NLC Gives FG Four Weeks to End ASUU Crisis or Face Nationwide Strike

The Nigeria Labour Congress (NLC) has issued a four-week ultimatum to the Federal Government to resolve its lingering industrial dispute with the Academic Staff Union of Universities (ASUU) and other unions in the tertiary education sector, warning that failure to do so will trigger a nationwide strike.

NLC President, Joe Ajaero, made this known on Monday after a meeting of the congress’s leadership, stressing that the organised labour would no longer tolerate recurrent disruptions in the nation’s education system.

He stated that the era of government signing agreements and reneging on implementation "has come to an end," adding that the Congress had set up a framework for monitoring and ensuring the implementation of the 2009 agreement aimed at sustainable funding for the education sector.

"We have decided to give the Federal Government four weeks to conclude all negotiations in this sector.

"They have started talks with us, but the problem in this sector goes beyond the academic staff union alone. All the other unions are also involved

"If after four weeks, this negotiation is not concluded, the organs of the NLC will meet and take a nationwide action that will involve workers in the country

"All the unions in the country will be involved so that we get to the root of all this. The era of signing agreements and threatening the unions involved has come to an end," he said.

Ajaero explained that the NLC had held extensive consultations with the four university-based unions; ASUU, the Non-Academic Staff Union of Educational and Associated Institutions (NASU), the Senior Staff Association of Nigerian Universities (SSANU), and the National Association of Academic Technologists (NAAT) to forge a united front in resolving the sector’s long-standing challenges.

"The NLC, after extensive deliberation with the unions in the tertiary institutions on finding solutions to the perennial problems in that sector, has resolved at the level of the NLC to work with the unions to make sure that we are able to find a lasting solution to the problems that they have been facing all these years," he said.

The four unions have been locked in a prolonged dispute with the government over the non-implementation of past agreements. 

Contentious issues include the uneven disbursement of the N50 billion earned allowance between teaching and non-teaching staff, and the withholding of two months’ salaries of NASU, SSANU, and NAAT members following previous strikes.

The NLC president also condemned the government’s habit of sending junior officials without negotiation mandates to meetings with unions, describing it as a major reason for the repeated collapse of talks.

"We discovered that those government officials sent to meetings go there without mandates.
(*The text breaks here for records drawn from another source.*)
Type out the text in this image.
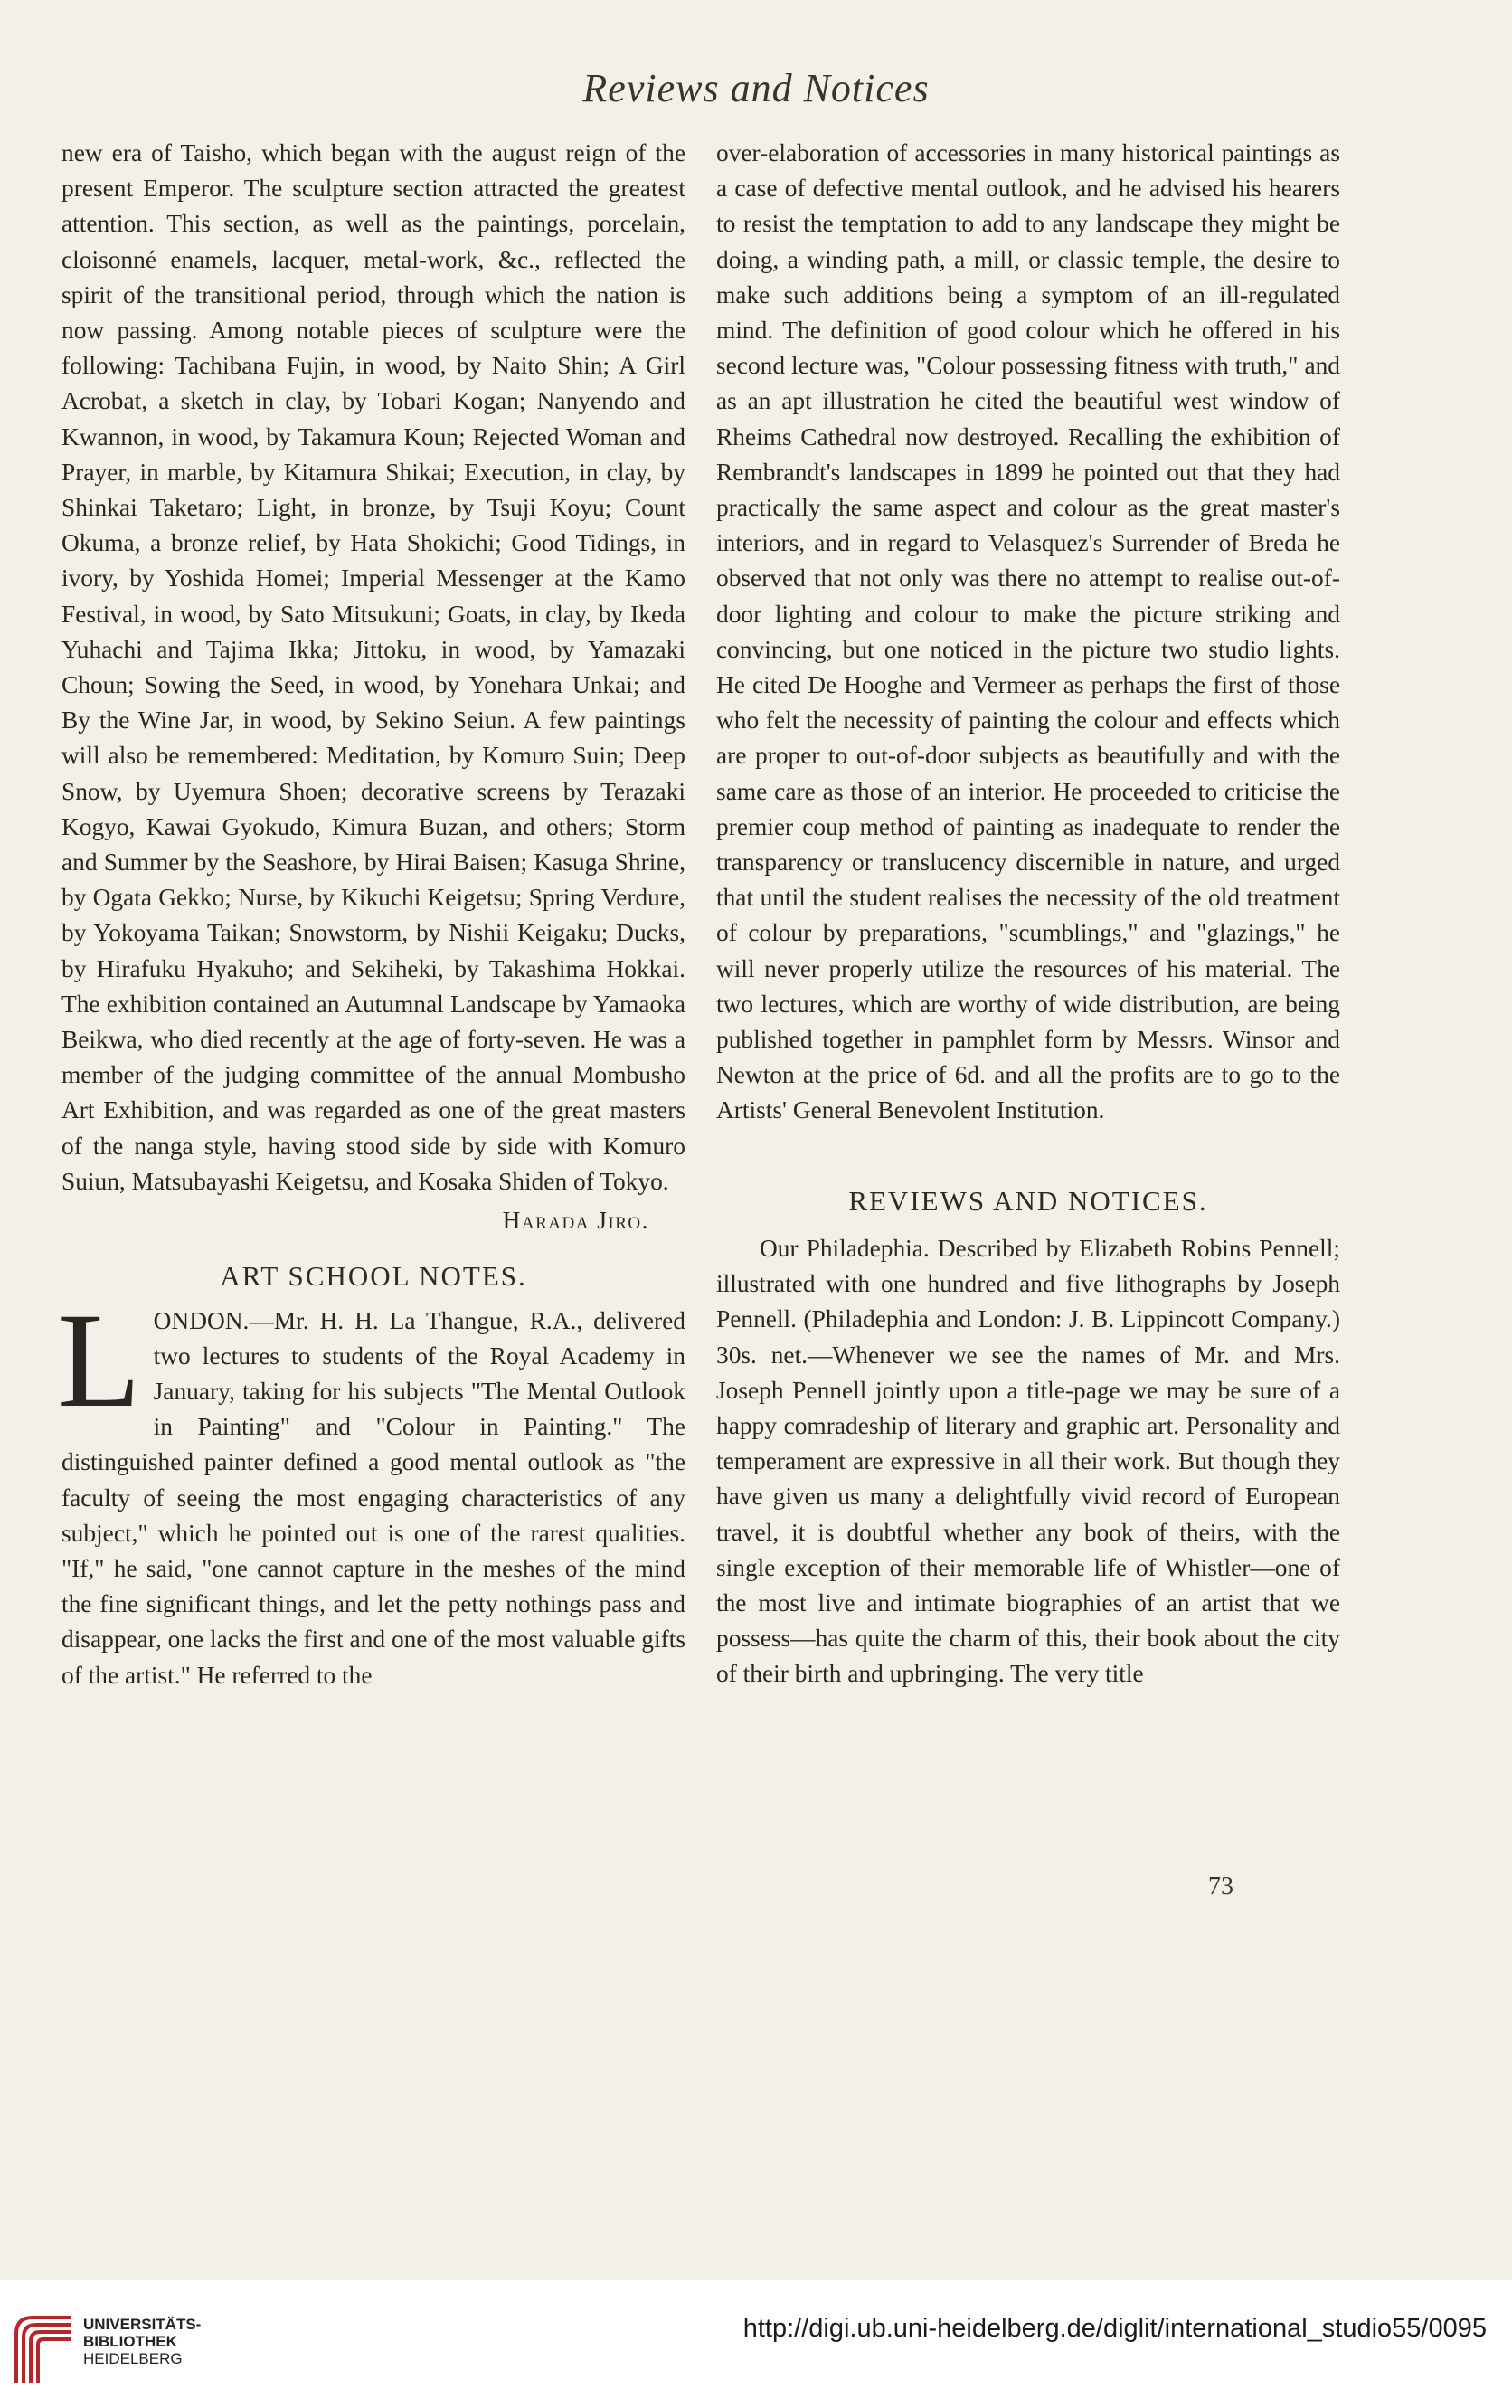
Reviews and Notices

new era of Taisho, which began with the august reign of the present Emperor. The sculpture section attracted the greatest attention. This section, as well as the paintings, porcelain, cloisonné enamels, lacquer, metal-work, &c., reflected the spirit of the transitional period, through which the nation is now passing. Among notable pieces of sculpture were the following: Tachibana Fujin, in wood, by Naito Shin; A Girl Acrobat, a sketch in clay, by Tobari Kogan; Nanyendo and Kwannon, in wood, by Takamura Koun; Rejected Woman and Prayer, in marble, by Kitamura Shikai; Execution, in clay, by Shinkai Taketaro; Light, in bronze, by Tsuji Koyu; Count Okuma, a bronze relief, by Hata Shokichi; Good Tidings, in ivory, by Yoshida Homei; Imperial Messenger at the Kamo Festival, in wood, by Sato Mitsukuni; Goats, in clay, by Ikeda Yuhachi and Tajima Ikka; Jittoku, in wood, by Yamazaki Choun; Sowing the Seed, in wood, by Yonehara Unkai; and By the Wine Jar, in wood, by Sekino Seiun. A few paintings will also be remembered: Meditation, by Komuro Suin; Deep Snow, by Uyemura Shoen; decorative screens by Terazaki Kogyo, Kawai Gyokudo, Kimura Buzan, and others; Storm and Summer by the Seashore, by Hirai Baisen; Kasuga Shrine, by Ogata Gekko; Nurse, by Kikuchi Keigetsu; Spring Verdure, by Yokoyama Taikan; Snowstorm, by Nishii Keigaku; Ducks, by Hirafuku Hyakuho; and Sekiheki, by Takashima Hokkai. The exhibition contained an Autumnal Landscape by Yamaoka Beikwa, who died recently at the age of forty-seven. He was a member of the judging committee of the annual Mombusho Art Exhibition, and was regarded as one of the great masters of the nanga style, having stood side by side with Komuro Suiun, Matsubayashi Keigetsu, and Kosaka Shiden of Tokyo.

Harada Jiro.

ART SCHOOL NOTES.

LONDON.—Mr. H. H. La Thangue, R.A., delivered two lectures to students of the Royal Academy in January, taking for his subjects "The Mental Outlook in Painting" and "Colour in Painting." The distinguished painter defined a good mental outlook as "the faculty of seeing the most engaging characteristics of any subject," which he pointed out is one of the rarest qualities. "If," he said, "one cannot capture in the meshes of the mind the fine significant things, and let the petty nothings pass and disappear, one lacks the first and one of the most valuable gifts of the artist." He referred to the

over-elaboration of accessories in many historical paintings as a case of defective mental outlook, and he advised his hearers to resist the temptation to add to any landscape they might be doing, a winding path, a mill, or classic temple, the desire to make such additions being a symptom of an ill-regulated mind. The definition of good colour which he offered in his second lecture was, "Colour possessing fitness with truth," and as an apt illustration he cited the beautiful west window of Rheims Cathedral now destroyed. Recalling the exhibition of Rembrandt's landscapes in 1899 he pointed out that they had practically the same aspect and colour as the great master's interiors, and in regard to Velasquez's Surrender of Breda he observed that not only was there no attempt to realise out-of-door lighting and colour to make the picture striking and convincing, but one noticed in the picture two studio lights. He cited De Hooghe and Vermeer as perhaps the first of those who felt the necessity of painting the colour and effects which are proper to out-of-door subjects as beautifully and with the same care as those of an interior. He proceeded to criticise the premier coup method of painting as inadequate to render the transparency or translucency discernible in nature, and urged that until the student realises the necessity of the old treatment of colour by preparations, "scumblings," and "glazings," he will never properly utilize the resources of his material. The two lectures, which are worthy of wide distribution, are being published together in pamphlet form by Messrs. Winsor and Newton at the price of 6d. and all the profits are to go to the Artists' General Benevolent Institution.

REVIEWS AND NOTICES.

Our Philadephia. Described by Elizabeth Robins Pennell; illustrated with one hundred and five lithographs by Joseph Pennell. (Philadephia and London: J. B. Lippincott Company.) 30s. net.—Whenever we see the names of Mr. and Mrs. Joseph Pennell jointly upon a title-page we may be sure of a happy comradeship of literary and graphic art. Personality and temperament are expressive in all their work. But though they have given us many a delightfully vivid record of European travel, it is doubtful whether any book of theirs, with the single exception of their memorable life of Whistler—one of the most live and intimate biographies of an artist that we possess—has quite the charm of this, their book about the city of their birth and upbringing. The very title

73
UNIVERSITÄTS-
BIBLIOTHEK
HEIDELBERG
http://digi.ub.uni-heidelberg.de/diglit/international_studio55/0095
Henceforth, the trade unions, either in the tertiary institutions or anywhere, will not go into any meeting with government representatives who do not have mandates

"That is what is at the point of this crisis. You go and face a negotiation, you sign an agreement, and then you go back without achieving anything. Never again. Agreements are sacrosanct," he said.

Ajaero further criticised the Federal Government’s ‘no work, no pay’ policy, arguing that it was unjust to punish workers for actions provoked by the government’s own failure to honour agreements.
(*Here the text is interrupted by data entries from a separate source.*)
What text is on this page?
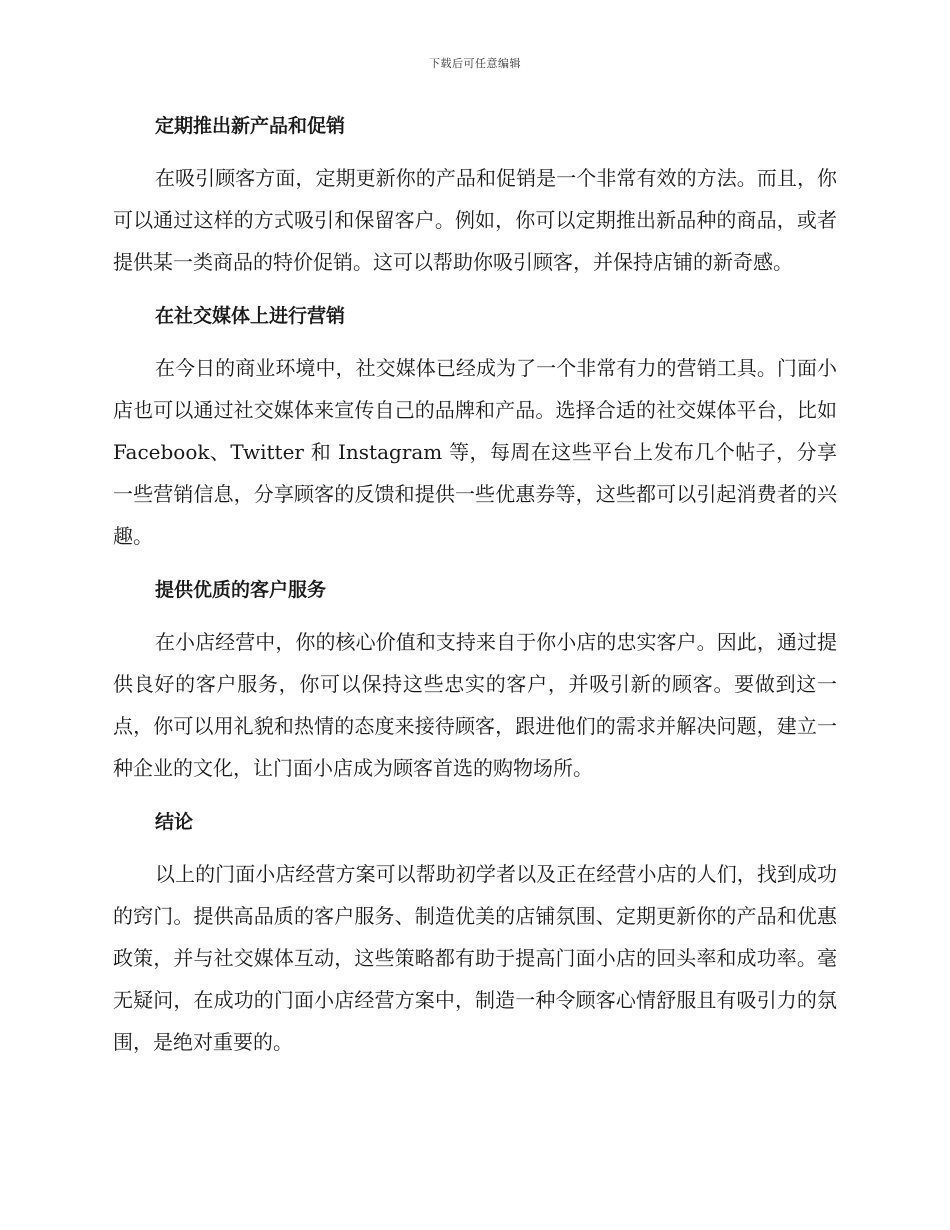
下载后可任意编辑
定期推出新产品和促销

在吸引顾客方面，定期更新你的产品和促销是一个非常有效的方法。而且，你可以通过这样的方式吸引和保留客户。例如，你可以定期推出新品种的商品，或者提供某一类商品的特价促销。这可以帮助你吸引顾客，并保持店铺的新奇感。

在社交媒体上进行营销

在今日的商业环境中，社交媒体已经成为了一个非常有力的营销工具。门面小店也可以通过社交媒体来宣传自己的品牌和产品。选择合适的社交媒体平台，比如 Facebook、Twitter 和 Instagram 等，每周在这些平台上发布几个帖子，分享一些营销信息，分享顾客的反馈和提供一些优惠券等，这些都可以引起消费者的兴趣。

提供优质的客户服务

在小店经营中，你的核心价值和支持来自于你小店的忠实客户。因此，通过提供良好的客户服务，你可以保持这些忠实的客户，并吸引新的顾客。要做到这一点，你可以用礼貌和热情的态度来接待顾客，跟进他们的需求并解决问题，建立一种企业的文化，让门面小店成为顾客首选的购物场所。

结论

以上的门面小店经营方案可以帮助初学者以及正在经营小店的人们，找到成功的窍门。提供高品质的客户服务、制造优美的店铺氛围、定期更新你的产品和优惠政策，并与社交媒体互动，这些策略都有助于提高门面小店的回头率和成功率。毫无疑问，在成功的门面小店经营方案中，制造一种令顾客心情舒服且有吸引力的氛围，是绝对重要的。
"On one issue of the so-called policy of no work, no pay, you can’t benefit from an action you instigated. 

"We have discovered that 90 per cent of strike actions in this country are caused by failure to obey agreements. You can’t refuse to obey agreements, and you punish the other party. 

"So it is a problem of cause and effect. So the person who caused the problem will be ready to bear the consequences. You can’t beat a child and ask the child not to cry," he said.

If the government fails to meet the four-week deadline, the NLC warned, the impending industrial action will not be limited to the education sector but will involve all affiliate unions across the country.